READ ALSO Can foreign residents in France vote in European elections?

Older voters are prized by political parties because they are reliable voters. No longer, it seems. Something like half the over-65s who voted for Macron in 2022 say they won’t bother to leave home on Sunday June 9th.

The shifts in the old vote largely explains why Le Pen’s camp is leading Macron’s camp overall by 14 to 15 points – roughly 32 percent to 17 percent – a score which will have seismic consequences for French politics if confirmed in 45 days’ time.

Why are the oldies so angry with the government? Here lies another paradox.

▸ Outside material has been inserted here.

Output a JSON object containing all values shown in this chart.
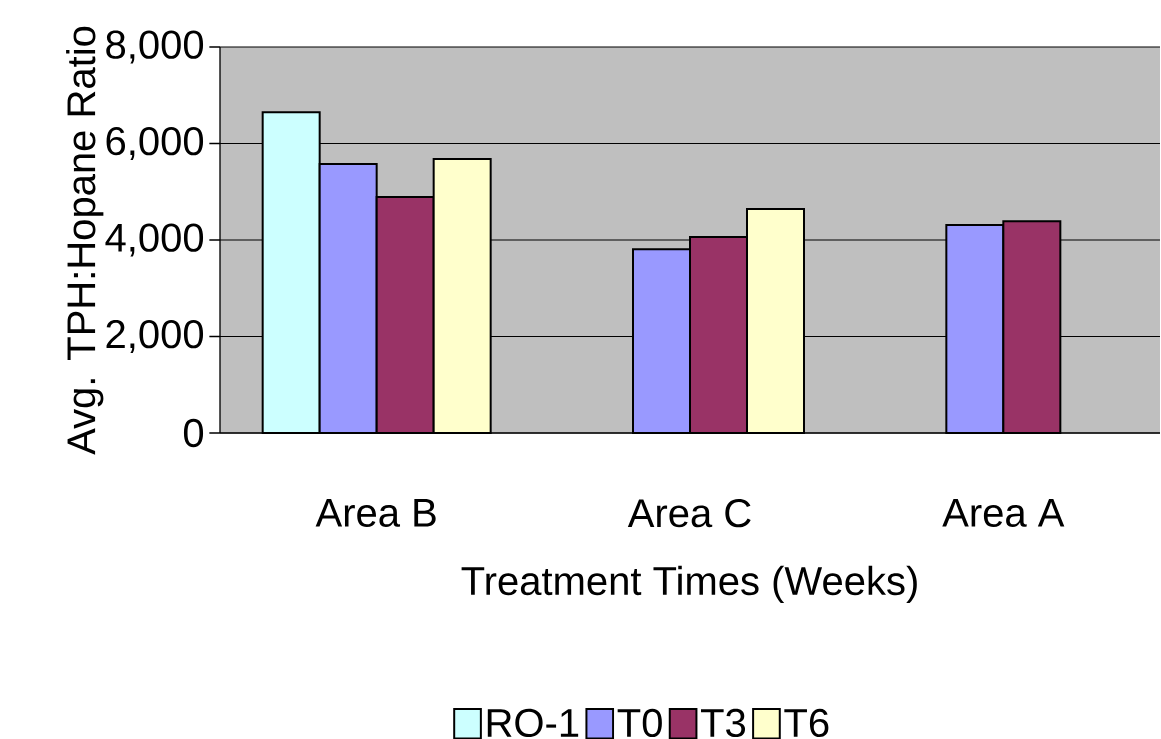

Macron, the youngest ever President of the Fifth Republic, with the youngest ever Prime Minister, has been kind to oldies (including myself). Rather than a “President of the Getting-on-well”, he has been a “President of the Getting-on-a-Bit”.

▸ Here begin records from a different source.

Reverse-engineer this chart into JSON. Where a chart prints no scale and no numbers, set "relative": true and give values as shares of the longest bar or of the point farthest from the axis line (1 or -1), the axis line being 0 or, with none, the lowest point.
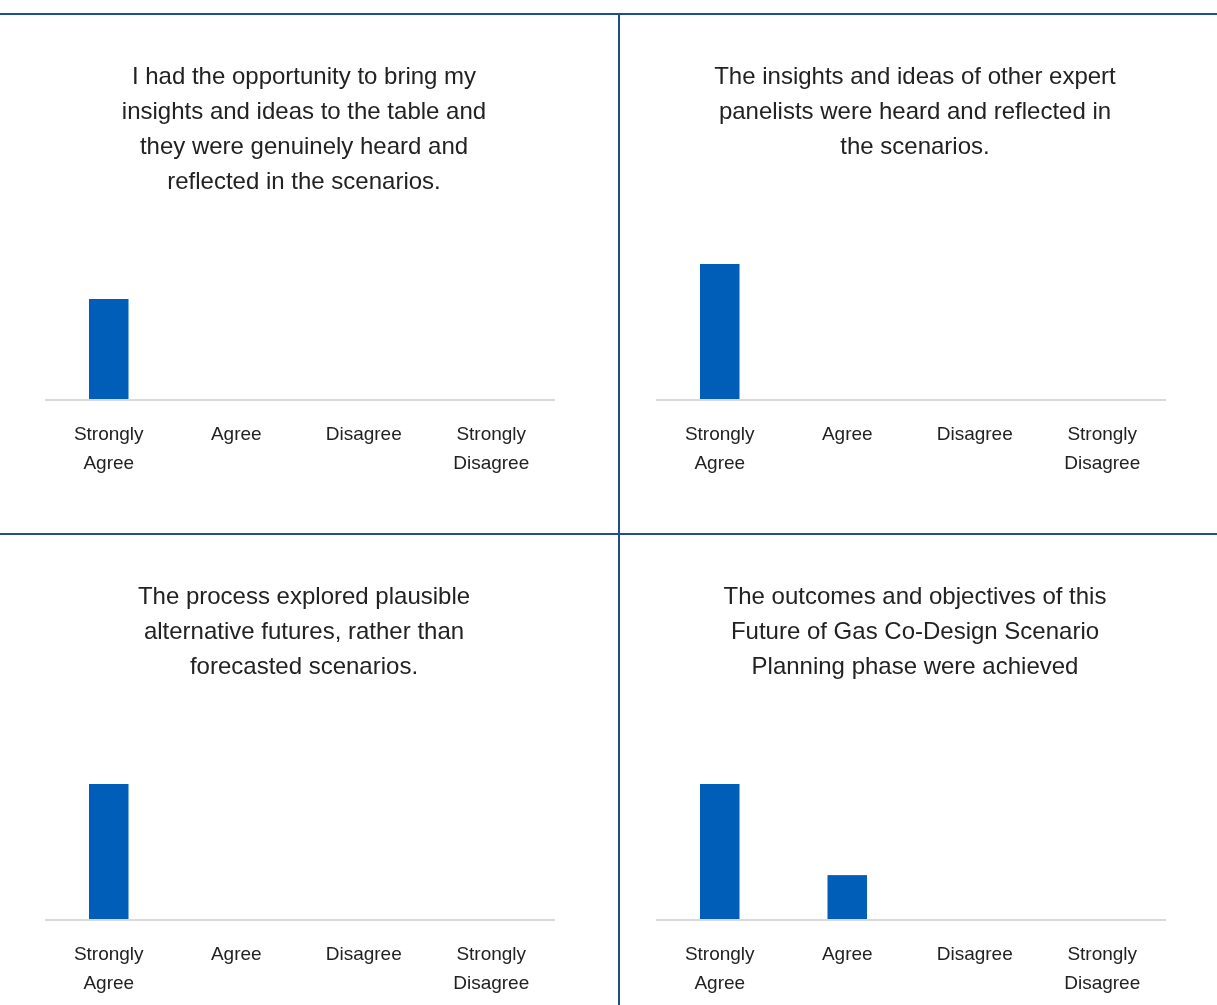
{
  "chart_data": [
    {
      "type": "bar",
      "title": "I had the opportunity to bring my insights and ideas to the table and they were genuinely heard and reflected in the scenarios.",
      "categories": [
        "Strongly Agree",
        "Agree",
        "Disagree",
        "Strongly Disagree"
      ],
      "values": [
        1,
        0,
        0,
        0
      ],
      "color": "#005eb8",
      "relative": true
    },
    {
      "type": "bar",
      "title": "The insights and ideas of other expert panelists were heard and reflected in the scenarios.",
      "categories": [
        "Strongly Agree",
        "Agree",
        "Disagree",
        "Strongly Disagree"
      ],
      "values": [
        1,
        0,
        0,
        0
      ],
      "color": "#005eb8",
      "relative": true
    },
    {
      "type": "bar",
      "title": "The process explored plausible alternative futures, rather than forecasted scenarios.",
      "categories": [
        "Strongly Agree",
        "Agree",
        "Disagree",
        "Strongly Disagree"
      ],
      "values": [
        1,
        0,
        0,
        0
      ],
      "color": "#005eb8",
      "relative": true
    },
    {
      "type": "bar",
      "title": "The outcomes and objectives of this Future of Gas Co-Design Scenario Planning phase were achieved",
      "categories": [
        "Strongly Agree",
        "Agree",
        "Disagree",
        "Strongly Disagree"
      ],
      "values": [
        1,
        0.33,
        0,
        0
      ],
      "color": "#005eb8",
      "relative": true
    }
  ]
}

His unpopular (but necessary) pension reform was intended, in part, to protect the comfortable pensions of those already retired.

The two Covid lockdowns (probably necessary) protected the old at the expense of the liberty of the young.

The President recently shot down the idea of a one-year freeze on pensions which would have filled the €15 billion hole in the French state budget this year.

Why then so many grumpy old men and women?

One minister blames the constant drum-beat of alarm and despondency in the 24-hour TV news channels. “Retired people are sitting in front of their televisions all day and watching images of a country they no longer recognise,” he says.

Maybe. It is natural that older people are anxious about security and inflation. They also disapprove of the fact that Macron has let the country’s finances spin out of control (but forget that they benefited from the government’s open cheque book during the Covid crisis and the energy inflation caused by the Ukraine war.)

Another striking feature of the opinion polls has been the resurrection of the centre-left, which appeared to be extinct after the Socialist candidate, Anne Hidalgo, scored only 1.75 percent in the first round of the presidential election two years ago. The Socialist champion in the European elections, Raphael Glucksmann, is running at around 12 percent and vaguely threatening to push Macron’s camp into third place.

Is this the beginning of the end of the pro-European New Centre created by Macron in 2017? Is France, which invented the terms Left and Right, lurching back towards binary Left-Right politics?

I doubt it. Glucksmann will not be a candidate in 2027; no convincing moderate politician is yet emerging to challenge the death grip on the Left of the radical, anti-European Jean-Luc Mélenchon. This is a space worth watching, all the same.

In the remaining six weeks of the European campaign, Macron’s strategy will be two-fold. He will finally get involved. He will try to remind voters that European elections are about Europe.

Starting with a big speech on the future of the EU at the Sorbonne university on Thursday, he will seek to persuade the French electorate that Le Pen is a leap into muddle and darkness and that a stronger EU is their best protection in a scary world.

Above all, Macron will try in the weeks ahead to persuade the pro-European over-65s to continue the habit of a lifetime and turn out on June 9th. He may have limited success. Le Pen’s party performs better in polls than in elections. The most recent polls shows a slight narrowing of Bardella’s lead.

But 14 points is a big gap to close in six weeks. Whatever Macron may say in his speech, most French voters, young or old, do not see this as a European election. They see it as a free-hit: a chance to bash Macron after seven years without running the risk of electing a Far Right government.

They may be wrong about that.

A Macron “defeat” by ten points or more on June 9th will increase the chances of a successful censure motion against the government in the National Assembly this summer. Macron will refuse to call an election just before the Paris Olympics. He will prolong the crisis until September when the Gabriel Attal government might fall.

We could be heading for a messy, parliamentary election in France this Autumn – at the same time as a potentially cataclysmic election in the United States and a very predictable election in the UK.